具有适当符号的 Numpy 八函数
Numpy eigh-function with proper signs
我想计算 python 中二阶导数矩阵的特征向量。根据数学,第一个向量应该等于 0 到 pi 之间的 sin 函数,第二个向量应该等于 0 到 2*pi 之间的 sin 函数。因此我的代码看起来像
import numpy as np
from matplotlib import pyplot as plt
from scipy import sparse
import scipy.integrate as integrate
import scipy.special as special
import scipy
def create_second_deriv(size, h):
delta_matrix_2_second_diff = (np.eye(size, dtype=np.float)*-2+np.eye(size, k=-1,dtype=np.float)*1+np.eye(size, k=1,dtype=np.float)*1)

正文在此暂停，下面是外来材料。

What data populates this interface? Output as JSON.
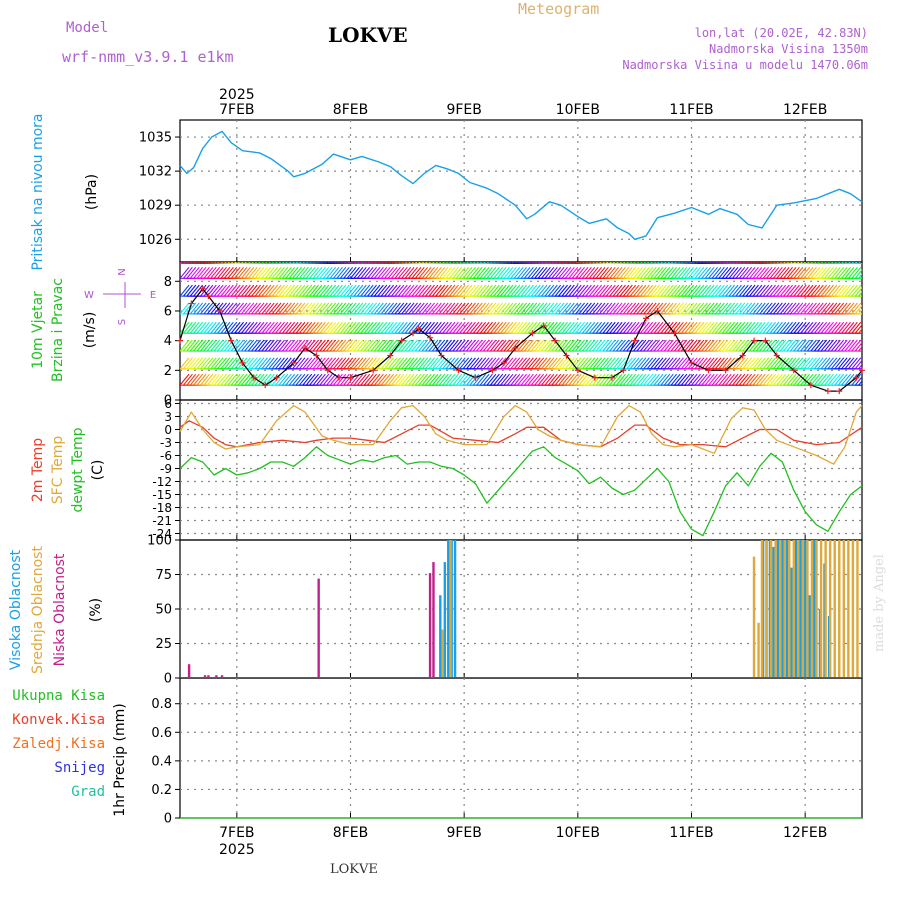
{
  "header": {
    "model_label": "Model",
    "model_name": "wrf-nmm_v3.9.1 e1km",
    "station": "LOKVE",
    "product": "Meteogram",
    "lonlat": "lon,lat (20.02E, 42.83N)",
    "elevation": "Nadmorska Visina 1350m",
    "model_elevation": "Nadmorska Visina u modelu 1470.06m",
    "footer_station": "LOKVE",
    "credit": "made by Angel"
  },
  "colors": {
    "pressure": "#1aa0e8",
    "temp2m": "#e8402a",
    "sfc_temp": "#e0a838",
    "dewpoint": "#22c022",
    "high_cloud": "#1aa0e8",
    "mid_cloud": "#e0a838",
    "low_cloud": "#c0208c",
    "total_precip": "#22c022",
    "conv_precip": "#e8402a",
    "frozen_precip": "#f07020",
    "snow": "#3030e0",
    "hail": "#20c0a0",
    "model_label": "#b060d0",
    "grid": "#888888"
  },
  "time_axis": {
    "year": "2025",
    "days": [
      "7FEB",
      "8FEB",
      "9FEB",
      "10FEB",
      "11FEB",
      "12FEB"
    ],
    "start_day": 6.5,
    "end_day": 12.5,
    "day_ticks": [
      6.5,
      7.0,
      8.0,
      9.0,
      10.0,
      11.0,
      12.0,
      12.5
    ]
  },
  "chart_data": [
    {
      "type": "line",
      "panel": "pressure",
      "ylabel_lines": [
        "Pritisak na nivou mora",
        "(hPa)"
      ],
      "ylim": [
        1024.0,
        1036.5
      ],
      "yticks": [
        1026,
        1029,
        1032,
        1035
      ],
      "grid": true,
      "series": [
        {
          "color": "#1aa0e8",
          "x": [
            6.5,
            6.56,
            6.62,
            6.7,
            6.78,
            6.87,
            6.95,
            7.05,
            7.2,
            7.3,
            7.45,
            7.5,
            7.6,
            7.75,
            7.85,
            8.0,
            8.1,
            8.25,
            8.35,
            8.45,
            8.55,
            8.65,
            8.75,
            8.85,
            8.95,
            9.05,
            9.2,
            9.3,
            9.45,
            9.55,
            9.62,
            9.75,
            9.85,
            10.0,
            10.1,
            10.25,
            10.35,
            10.45,
            10.5,
            10.6,
            10.7,
            10.85,
            11.0,
            11.15,
            11.25,
            11.4,
            11.5,
            11.62,
            11.75,
            11.9,
            12.1,
            12.3,
            12.4,
            12.5
          ],
          "values": [
            1032.5,
            1031.8,
            1032.3,
            1034.0,
            1035.0,
            1035.5,
            1034.5,
            1033.8,
            1033.6,
            1033.1,
            1032.0,
            1031.5,
            1031.8,
            1032.6,
            1033.5,
            1033.0,
            1033.3,
            1032.8,
            1032.4,
            1031.6,
            1030.9,
            1031.8,
            1032.5,
            1032.2,
            1031.8,
            1031.0,
            1030.5,
            1030.0,
            1029.0,
            1027.8,
            1028.2,
            1029.3,
            1029.0,
            1028.0,
            1027.4,
            1027.8,
            1027.0,
            1026.5,
            1026.0,
            1026.3,
            1027.9,
            1028.3,
            1028.8,
            1028.2,
            1028.7,
            1028.2,
            1027.3,
            1027.0,
            1029.0,
            1029.2,
            1029.6,
            1030.4,
            1030.0,
            1029.3
          ]
        }
      ]
    },
    {
      "type": "line",
      "panel": "wind",
      "ylabel_lines": [
        "10m Vjetar",
        "Brzina i Pravac",
        "(m/s)"
      ],
      "compass_labels": [
        "N",
        "W",
        "E",
        "S"
      ],
      "ylim": [
        0,
        9.3
      ],
      "yticks": [
        0,
        2,
        4,
        6,
        8
      ],
      "grid": true,
      "series": [
        {
          "name": "wind speed",
          "color": "#000000",
          "x": [
            6.5,
            6.6,
            6.7,
            6.75,
            6.85,
            6.95,
            7.05,
            7.15,
            7.25,
            7.35,
            7.5,
            7.6,
            7.7,
            7.8,
            7.9,
            8.0,
            8.2,
            8.35,
            8.45,
            8.55,
            8.6,
            8.7,
            8.8,
            8.95,
            9.1,
            9.25,
            9.35,
            9.45,
            9.6,
            9.7,
            9.8,
            9.9,
            10.0,
            10.15,
            10.3,
            10.4,
            10.5,
            10.6,
            10.7,
            10.85,
            11.0,
            11.15,
            11.3,
            11.45,
            11.55,
            11.65,
            11.75,
            11.9,
            12.05,
            12.2,
            12.3,
            12.45,
            12.5
          ],
          "values": [
            4.0,
            6.5,
            7.5,
            7.0,
            6.0,
            4.0,
            2.5,
            1.5,
            1.0,
            1.5,
            2.5,
            3.5,
            3.0,
            2.0,
            1.5,
            1.5,
            2.0,
            3.0,
            4.0,
            4.5,
            4.8,
            4.2,
            3.0,
            2.0,
            1.5,
            2.0,
            2.5,
            3.5,
            4.5,
            5.0,
            4.0,
            3.0,
            2.0,
            1.5,
            1.5,
            2.0,
            4.0,
            5.5,
            6.0,
            4.5,
            2.5,
            2.0,
            2.0,
            3.0,
            4.0,
            4.0,
            3.0,
            2.0,
            1.0,
            0.6,
            0.6,
            1.5,
            2.0
          ]
        }
      ]
    },
    {
      "type": "line",
      "panel": "temperature",
      "ylabel_lines": [
        "2m Temp",
        "SFC Temp",
        "dewpt Temp",
        "(C)"
      ],
      "ylim": [
        -25.5,
        6.8
      ],
      "yticks": [
        6,
        3,
        0,
        -3,
        -6,
        -9,
        -12,
        -15,
        -18,
        -21,
        -24
      ],
      "grid": true,
      "series": [
        {
          "name": "2m Temp",
          "color": "#e8402a",
          "x": [
            6.5,
            6.58,
            6.7,
            6.8,
            6.9,
            7.0,
            7.2,
            7.4,
            7.6,
            7.7,
            7.85,
            8.0,
            8.15,
            8.3,
            8.45,
            8.6,
            8.7,
            8.9,
            9.1,
            9.3,
            9.45,
            9.55,
            9.7,
            9.85,
            10.0,
            10.2,
            10.35,
            10.5,
            10.6,
            10.75,
            10.9,
            11.1,
            11.3,
            11.45,
            11.6,
            11.75,
            11.9,
            12.1,
            12.3,
            12.5
          ],
          "values": [
            0.5,
            2.0,
            0.5,
            -2.0,
            -3.5,
            -4.0,
            -3.0,
            -2.5,
            -3.0,
            -2.5,
            -2.0,
            -2.0,
            -2.5,
            -3.0,
            -1.0,
            1.0,
            1.0,
            -2.0,
            -2.5,
            -3.0,
            -1.0,
            0.5,
            0.5,
            -2.5,
            -3.5,
            -4.0,
            -2.0,
            1.0,
            1.0,
            -2.0,
            -3.5,
            -3.5,
            -4.0,
            -2.0,
            0.0,
            0.0,
            -2.5,
            -3.5,
            -3.0,
            0.5
          ]
        },
        {
          "name": "SFC Temp",
          "color": "#e0a838",
          "x": [
            6.5,
            6.6,
            6.7,
            6.8,
            6.9,
            7.0,
            7.2,
            7.35,
            7.5,
            7.6,
            7.75,
            7.85,
            8.0,
            8.2,
            8.35,
            8.45,
            8.55,
            8.65,
            8.75,
            8.85,
            9.0,
            9.2,
            9.35,
            9.45,
            9.55,
            9.65,
            9.75,
            9.85,
            10.0,
            10.2,
            10.35,
            10.45,
            10.55,
            10.65,
            10.75,
            10.85,
            11.0,
            11.2,
            11.35,
            11.45,
            11.55,
            11.65,
            11.75,
            11.9,
            12.1,
            12.25,
            12.35,
            12.45,
            12.5
          ],
          "values": [
            -0.5,
            4.0,
            0.0,
            -3.0,
            -4.5,
            -4.0,
            -3.5,
            2.0,
            5.5,
            4.0,
            -1.5,
            -2.5,
            -3.5,
            -3.5,
            2.0,
            5.0,
            5.5,
            3.0,
            -1.0,
            -2.5,
            -3.5,
            -3.5,
            3.0,
            5.5,
            4.0,
            0.0,
            -1.5,
            -2.5,
            -3.5,
            -4.0,
            3.0,
            5.5,
            4.0,
            -1.0,
            -3.5,
            -4.0,
            -3.5,
            -5.5,
            2.5,
            5.0,
            4.5,
            0.0,
            -2.5,
            -4.0,
            -6.0,
            -8.0,
            -4.0,
            4.0,
            5.5
          ]
        },
        {
          "name": "dewpt Temp",
          "color": "#22c022",
          "x": [
            6.5,
            6.6,
            6.7,
            6.8,
            6.9,
            7.0,
            7.1,
            7.2,
            7.3,
            7.4,
            7.5,
            7.6,
            7.7,
            7.8,
            7.9,
            8.0,
            8.1,
            8.2,
            8.3,
            8.4,
            8.5,
            8.6,
            8.7,
            8.8,
            8.9,
            9.0,
            9.1,
            9.2,
            9.3,
            9.4,
            9.5,
            9.6,
            9.7,
            9.8,
            9.9,
            10.0,
            10.1,
            10.2,
            10.3,
            10.4,
            10.5,
            10.6,
            10.7,
            10.8,
            10.9,
            11.0,
            11.1,
            11.2,
            11.3,
            11.4,
            11.5,
            11.6,
            11.7,
            11.8,
            11.9,
            12.0,
            12.1,
            12.2,
            12.3,
            12.4,
            12.5
          ],
          "values": [
            -9.0,
            -6.5,
            -7.5,
            -10.5,
            -9.0,
            -10.5,
            -10.0,
            -9.0,
            -7.5,
            -7.5,
            -8.5,
            -6.5,
            -4.0,
            -6.0,
            -7.0,
            -8.0,
            -7.0,
            -7.5,
            -6.5,
            -6.0,
            -8.0,
            -7.5,
            -7.5,
            -8.5,
            -9.0,
            -10.5,
            -12.5,
            -17.0,
            -14.0,
            -11.0,
            -8.0,
            -5.0,
            -4.0,
            -6.5,
            -8.0,
            -9.5,
            -12.5,
            -11.0,
            -13.5,
            -15.0,
            -14.0,
            -11.5,
            -9.0,
            -12.0,
            -19.0,
            -23.0,
            -24.5,
            -19.0,
            -13.0,
            -10.0,
            -13.0,
            -8.5,
            -5.5,
            -7.5,
            -14.0,
            -19.0,
            -22.0,
            -23.5,
            -19.0,
            -15.0,
            -13.0
          ]
        }
      ]
    },
    {
      "type": "bar",
      "panel": "cloud",
      "ylabel_lines": [
        "Visoka Oblacnost",
        "Srednja Oblacnost",
        "Niska Oblacnost",
        "(%)"
      ],
      "ylim": [
        0,
        100
      ],
      "yticks": [
        0,
        25,
        50,
        75,
        100
      ],
      "grid": true,
      "series": [
        {
          "name": "Visoka Oblacnost",
          "color": "#1aa0e8",
          "x": [
            8.79,
            8.81,
            8.83,
            8.86,
            8.89,
            8.92,
            11.63,
            11.66,
            11.69,
            11.72,
            11.76,
            11.8,
            11.84,
            11.88,
            11.92,
            11.96,
            12.0,
            12.04,
            12.08,
            12.13,
            12.17,
            12.21
          ],
          "values": [
            60,
            35,
            84,
            100,
            100,
            100,
            100,
            100,
            100,
            95,
            100,
            100,
            100,
            80,
            100,
            100,
            100,
            60,
            100,
            50,
            83,
            45
          ]
        },
        {
          "name": "Srednja Oblacnost",
          "color": "#e0a838",
          "x": [
            8.81,
            8.88,
            11.55,
            11.59,
            11.62,
            11.66,
            11.7,
            11.74,
            11.78,
            11.82,
            11.86,
            11.9,
            11.94,
            11.98,
            12.02,
            12.06,
            12.1,
            12.14,
            12.18,
            12.22,
            12.26,
            12.3,
            12.34,
            12.38,
            12.42,
            12.46
          ],
          "values": [
            35,
            100,
            88,
            40,
            100,
            100,
            100,
            100,
            100,
            100,
            100,
            100,
            100,
            100,
            100,
            100,
            100,
            100,
            100,
            100,
            100,
            100,
            100,
            100,
            100,
            100
          ]
        },
        {
          "name": "Niska Oblacnost",
          "color": "#c0208c",
          "x": [
            6.58,
            6.72,
            6.75,
            6.82,
            6.87,
            7.72,
            8.7,
            8.73
          ],
          "values": [
            10,
            2,
            2,
            2,
            2,
            72,
            76,
            84
          ]
        }
      ]
    },
    {
      "type": "line",
      "panel": "precipitation",
      "ylabel_lines": [
        "1hr Precip (mm)"
      ],
      "legend": [
        "Ukupna Kisa",
        "Konvek.Kisa",
        "Zaledj.Kisa",
        "Snijeg",
        "Grad"
      ],
      "ylim": [
        0,
        0.98
      ],
      "yticks": [
        0,
        0.2,
        0.4,
        0.6,
        0.8
      ],
      "grid": true,
      "series": [
        {
          "name": "Ukupna Kisa",
          "color": "#22c022",
          "x": [
            6.5,
            12.5
          ],
          "values": [
            0,
            0
          ]
        }
      ]
    }
  ]
}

delta_matrix_2_second_diff /= (h*h)
return -1*delta_matrix_2_second_diff
delta_x = 0.001
x = np.linspace(0, 1, (int)(1/delta_x))
delta_matrix = create_second_deriv(len(x), delta_x)
w, v = scipy.linalg.eigh(delta_matrix)
plt.plot(v.tolist()[0])
plt.show()
plt.plot(v.tolist()[1])
plt.show()
现在,我得到的输出是
作为第一个特征向量的图,并且
作为第二个特征向量的图。我已经知道不同值的符号是任意的,但在我的例子中,它们对以后的处理很重要。有没有办法 "flip" 符号使得结果值近似等于预期函数?在这种情况下,简单地使用 abs()
功能将无济于事。
There is a gotcha 与 scipy.linalg.eigh()
函数:
Be very careful using the eigh()
routine to get eigenvalues, though.
There's a "gotcha" buried in it.
The syntax is:
(eigenvalues, eigenvectors) = eigh(matrix)
This returns an array of eigenvalues and a 2D array of eigenvectors
(each eigenvector consists of many components).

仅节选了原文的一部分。